En principio, esto puede ser inhumano, en esa forma de
la hipocresía que es el altruismo con su altura moral; pero eso es un efecto
secundario de la falsa democratización, que obliga a todo el mundo a confluir
en su humanidad. El problema es que todo el mundo tiene prioridades distintas,
y obliga al resto a vivir con esas prioridades suyas; no sólo los poderosos con
sus ejércitos de sirvientes, sino también esos ejércitos de sirvientes en su
aparente desdén.

Por supuesto, el desdén de la indigencia es aparente,
porque todo el mundo quiere y necesita poder para existir; siquiera porque sólo
se pueden hacer las cosas que uno quiere si se las puede hacer, en el más
escandaloso Perogrullo. En lo que sí difieren las personas de una a otra, es en
la prioridad que se concede a ese poder, el precio a pagar por él; que es donde
aparecen los Diógenes, con su soberbia hipócrita contra la humanidad más simple
y sencilla de los Alejandros; que no son necesaria o únicamente de Macedonia,
sino que también pueden ser los sensuales de la sublime Ilión.

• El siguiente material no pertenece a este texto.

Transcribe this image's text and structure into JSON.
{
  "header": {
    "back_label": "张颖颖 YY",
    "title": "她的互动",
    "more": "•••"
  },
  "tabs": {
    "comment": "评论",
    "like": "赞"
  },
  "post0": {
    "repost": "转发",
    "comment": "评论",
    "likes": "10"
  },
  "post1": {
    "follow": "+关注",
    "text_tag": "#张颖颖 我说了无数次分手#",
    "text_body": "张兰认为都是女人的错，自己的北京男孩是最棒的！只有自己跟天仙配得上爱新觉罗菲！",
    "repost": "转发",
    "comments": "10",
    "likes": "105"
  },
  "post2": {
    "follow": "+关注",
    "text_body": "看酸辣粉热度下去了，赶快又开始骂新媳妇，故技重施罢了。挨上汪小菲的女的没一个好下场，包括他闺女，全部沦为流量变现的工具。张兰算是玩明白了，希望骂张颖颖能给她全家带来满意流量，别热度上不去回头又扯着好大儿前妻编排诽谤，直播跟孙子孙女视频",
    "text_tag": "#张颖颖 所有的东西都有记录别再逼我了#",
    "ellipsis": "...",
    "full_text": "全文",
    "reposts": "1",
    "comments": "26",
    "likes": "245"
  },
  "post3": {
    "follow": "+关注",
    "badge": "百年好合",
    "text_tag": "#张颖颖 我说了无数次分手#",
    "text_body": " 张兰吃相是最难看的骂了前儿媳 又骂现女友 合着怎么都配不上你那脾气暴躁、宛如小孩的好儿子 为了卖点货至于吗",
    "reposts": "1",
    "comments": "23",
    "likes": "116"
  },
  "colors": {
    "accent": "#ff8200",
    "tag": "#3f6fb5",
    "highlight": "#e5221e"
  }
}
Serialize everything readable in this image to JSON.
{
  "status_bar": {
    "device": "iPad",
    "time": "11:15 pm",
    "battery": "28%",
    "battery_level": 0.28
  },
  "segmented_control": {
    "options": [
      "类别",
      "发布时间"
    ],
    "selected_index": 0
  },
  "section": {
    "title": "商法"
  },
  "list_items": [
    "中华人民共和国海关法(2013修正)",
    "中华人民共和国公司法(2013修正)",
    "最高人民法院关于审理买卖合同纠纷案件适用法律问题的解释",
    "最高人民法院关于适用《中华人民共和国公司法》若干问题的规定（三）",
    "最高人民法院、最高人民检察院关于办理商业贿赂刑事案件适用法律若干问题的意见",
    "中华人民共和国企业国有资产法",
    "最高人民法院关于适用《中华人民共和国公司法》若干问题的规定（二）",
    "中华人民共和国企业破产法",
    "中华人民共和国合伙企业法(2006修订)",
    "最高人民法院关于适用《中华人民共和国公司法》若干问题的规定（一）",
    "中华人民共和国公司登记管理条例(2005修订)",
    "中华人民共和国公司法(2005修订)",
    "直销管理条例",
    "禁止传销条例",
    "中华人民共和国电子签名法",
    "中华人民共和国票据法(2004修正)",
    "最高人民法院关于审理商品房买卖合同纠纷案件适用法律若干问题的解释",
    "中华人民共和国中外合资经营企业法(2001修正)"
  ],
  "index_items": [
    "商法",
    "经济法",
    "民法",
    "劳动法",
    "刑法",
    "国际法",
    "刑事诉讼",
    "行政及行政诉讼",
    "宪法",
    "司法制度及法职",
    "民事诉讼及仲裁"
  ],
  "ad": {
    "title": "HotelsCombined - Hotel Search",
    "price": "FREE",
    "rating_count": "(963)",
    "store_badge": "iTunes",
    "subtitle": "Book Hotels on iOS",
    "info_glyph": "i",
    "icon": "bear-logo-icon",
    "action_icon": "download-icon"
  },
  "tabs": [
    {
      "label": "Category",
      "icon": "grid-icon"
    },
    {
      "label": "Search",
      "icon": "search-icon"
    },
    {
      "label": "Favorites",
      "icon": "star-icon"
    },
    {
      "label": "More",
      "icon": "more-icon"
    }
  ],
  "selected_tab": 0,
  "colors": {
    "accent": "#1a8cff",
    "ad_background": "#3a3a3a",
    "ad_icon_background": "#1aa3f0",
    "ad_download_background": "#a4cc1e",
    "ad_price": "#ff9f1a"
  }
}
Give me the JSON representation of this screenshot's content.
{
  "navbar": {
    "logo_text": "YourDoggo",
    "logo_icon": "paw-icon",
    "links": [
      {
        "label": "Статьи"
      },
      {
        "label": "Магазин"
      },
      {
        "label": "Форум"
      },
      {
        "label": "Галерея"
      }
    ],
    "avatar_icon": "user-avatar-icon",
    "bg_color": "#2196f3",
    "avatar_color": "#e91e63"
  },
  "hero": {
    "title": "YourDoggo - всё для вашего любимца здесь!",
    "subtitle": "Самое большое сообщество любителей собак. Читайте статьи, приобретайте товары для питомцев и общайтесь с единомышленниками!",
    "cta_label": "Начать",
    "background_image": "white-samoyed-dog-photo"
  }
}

A simple vista, la arquitectura hostil puede resultar
cruel e inmoral, pero no obstante existe en su propio sentido; y eso es lo
importante, porque lo real tiene sus propios parámetros, que no se atienen a
nuestra convencionalidad. En este otro sentido, la arquitectura hostil sirve
hasta una justicia poética, que restringe al pobre al nivel que escoge; en vez
de obligar a quién tiene otras prioridades a subvencionarlo, en su supuesta
pero mentirosa sencillez.
Lo mismo pasa con la literatura, que como la
arquitectura pasa el trauma de la época, con su populismo falsos; y en la que
la hostilidad es defensiva más que ofensiva, guardando la distancia con el expansionismo
de la sencillez aparente. Está literatura hostil puede aparecer en el
manierismo exagerado, o el culto finísimo de la más fina literatura; y que en
tanto exagerado excede la medida de lo real como necesario, para obtiene la de
lo real como voluntad y gracia.
En definitiva se trata de lo humano como carácter, en
que lo real se realiza en su misma y propia voluntad para ello; y que por tanto
se doblega a esta naturaleza peculiar, aflorando en esa belleza de cultos
gratuitos, hostiles en esa belleza. De algún modo, el gesto literario reproduce
el patetismo en que se extiende lo católico desde la gloria del Barroco; no en
la sencillez conmemorativa de su origen, sino el gesto sobre abundante de la
salvación que invoca.
Lo que puede llamar a confusión es esa promiscuidad
del falso populismo, desconociendo el sentido de las cosas; pues lo que ofrece
la hostilidad es la experiencia exclusiva de los clubes cerrados, protegiendo a
su consumidor. Eso, por supuesto, es lo que indigna, en esa perennidad de la
envidia, que desconoce los sabores que reclama; ante lo que no puede hacerse
nada, sino insistir en el rechazo, imperturbablemente Alejandrino, más
diogénico que Diógenes.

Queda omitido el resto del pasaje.